Gene Therapy Has Hint of Success

Gene therapy, a technique long on promise and so far very short on fulfillment, may be achieving a glimmering of success in a treatment for hemophilia B, a disease in which the blood does not clot properly.

The idea of gene therapy is to treat diseases that are the result of a defective gene by inserting the correct form of the gene into a patient's cells. If the technique worked, it could be a powerful remedy for many diseases that are hard to treat. But despite 20 years of effort and some 200 current trials, the Food and Drug Administration has yet to approve any form of gene therapy.

Biologists report in Thursday's issue of the journal Nature Genetics that they gave patients suffering from hemophilia B the correct form of the gene for Factor IX, part of the cascade of proteins involved in forming a blood clot.

The trial involved only three patients and was designed to test the safety of the gene therapy, not its effectiveness. From earlier tests in mice and dogs, the researchers had calculated that the dose of the gene given to the patients would be too low to offer any clinical benefit.

To their surprise, the researchers said they found that two of the patients were noticeably better, as judged by their lesser need to inject themselves for bleedings with extra Factor IX protein.
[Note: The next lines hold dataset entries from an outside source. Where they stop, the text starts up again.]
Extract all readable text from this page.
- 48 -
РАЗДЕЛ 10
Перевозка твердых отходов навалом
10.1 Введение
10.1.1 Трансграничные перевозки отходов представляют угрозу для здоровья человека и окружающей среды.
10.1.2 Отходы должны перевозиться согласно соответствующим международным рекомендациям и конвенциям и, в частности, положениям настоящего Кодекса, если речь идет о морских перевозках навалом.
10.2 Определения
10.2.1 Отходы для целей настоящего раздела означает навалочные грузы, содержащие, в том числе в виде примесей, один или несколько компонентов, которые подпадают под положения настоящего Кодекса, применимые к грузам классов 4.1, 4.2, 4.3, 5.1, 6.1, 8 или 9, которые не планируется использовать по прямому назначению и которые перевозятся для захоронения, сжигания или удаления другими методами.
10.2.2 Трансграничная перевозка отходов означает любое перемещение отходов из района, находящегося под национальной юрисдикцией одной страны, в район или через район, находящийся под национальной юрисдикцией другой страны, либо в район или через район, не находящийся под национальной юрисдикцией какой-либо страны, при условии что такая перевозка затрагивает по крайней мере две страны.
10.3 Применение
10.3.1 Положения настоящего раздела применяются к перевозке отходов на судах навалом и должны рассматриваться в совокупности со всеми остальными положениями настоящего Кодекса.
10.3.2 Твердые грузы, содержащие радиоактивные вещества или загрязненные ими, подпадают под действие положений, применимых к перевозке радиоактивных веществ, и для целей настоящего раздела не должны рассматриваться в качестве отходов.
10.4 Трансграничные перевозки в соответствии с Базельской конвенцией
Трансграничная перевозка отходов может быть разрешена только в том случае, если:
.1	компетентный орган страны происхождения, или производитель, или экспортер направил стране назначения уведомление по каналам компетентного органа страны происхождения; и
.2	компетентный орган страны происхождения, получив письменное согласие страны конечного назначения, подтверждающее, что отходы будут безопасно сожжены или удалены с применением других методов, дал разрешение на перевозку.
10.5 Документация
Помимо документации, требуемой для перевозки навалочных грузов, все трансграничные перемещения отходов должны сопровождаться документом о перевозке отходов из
Both patients turned out to be making enough of their own Factor IX that clinically effective amounts were reaching the bloodstream, the researchers reported. The correct form of the gene had been injected into their muscle cells.

"When we first got the result, we said that must be a mistake,'' said Dr. Katherine High, of Children's Hospital of Philadelphia, an author of the report.

Another author, Dr. Mark Kay, of Stanford University, said, "The patient noticed it first, and we were real skeptical.''

Although a safety trial can prove nothing about a treatment's effectiveness, these early results are encouraging because two of the three patients showed a benefit at the lowest of three planned doses.

"The data is preliminary, but it is quite suggestive that higher doses will confirm these results are real,'' said Dr. Arthur Beaudet, a geneticist at the Baylor College of Medicine. "I think these investigators are really close.''

Beaudet, who was not involved in the new study, said he thought that proof that the therapy worked was a year or so away. How soon a treatment would be widely available, he said, depends on factors like action by patient advocate groups and the availability of the virus used to insert the corrective gene.

About 3,300 people in the United States have hemophilia B, caused by one of several possible mutations in the gene for Factor IX. Another 12,000 people suffer from hemophilia A, the result of mutations in the gene for Factor VIII, also a vital component of the body's blood-clotting system.

It is not known which type of hemophilia afflicted the Russian royal family. The defective gene was bequeathed by Queen Victoria through her descendants to the Russian, Prussian and Spanish royal houses, but has now died out in the English royal family, High said.

High and Kay have each been trying separately to develop gene therapy treatments for hemophilia for more than a decade but have now joined forces.

The promising result of their research comes in the wake of gene therapy's long record of failures and the recent death of a patient, Jesse Gelsinger, 18, in a gene therapy trial at the University of Pennsylvania. Gelsinger died after receiving an injection into the liver of a high dose of adenovirus, one of the causes of the common cold.

The team led by Kay and High used a different virus, adeno associated virus, which has very few genes of its own and depends on adenovirus to reproduce itself.

Viruses are used to deliver the corrective human genes in most gene therapy trials because of their natural ability to enter human cells and incorporate their genetic material into human chromosomes. The adeno associated virus used by High and Kay is not as provocative to the immune system as adenovirus, and the cells it infects survive much longer. High said that dogs given the Factor IX gene nearly three years ago were still producing the gene's protein.

The treatment may be working better in people than it did in animals, she said, because the adeno associated virus is a human virus and may be more active in its natural host. One drawback of the virus is that it can carry only rather small genes. The human gene for Factor VIII, for example, is too large for it, so some other virus must be found to treat hemophilia A.

High and others said gene therapy's record of failure was due largely to the difficulty of finding appropriate viruses for gene delivery.

"People should not be discouraged because the things we and others are doing are beginning to look promising,'' she said.

Hemophilia B is a good target for gene therapy because the level of Factor IX in the bloodstream needs to be raised and sustained at only 1 percent of normal for patients to benefit. Having the protein always available by gene therapy would probably be far better than the present treatment, in which Factor IX is injected only after bleeding has occurred.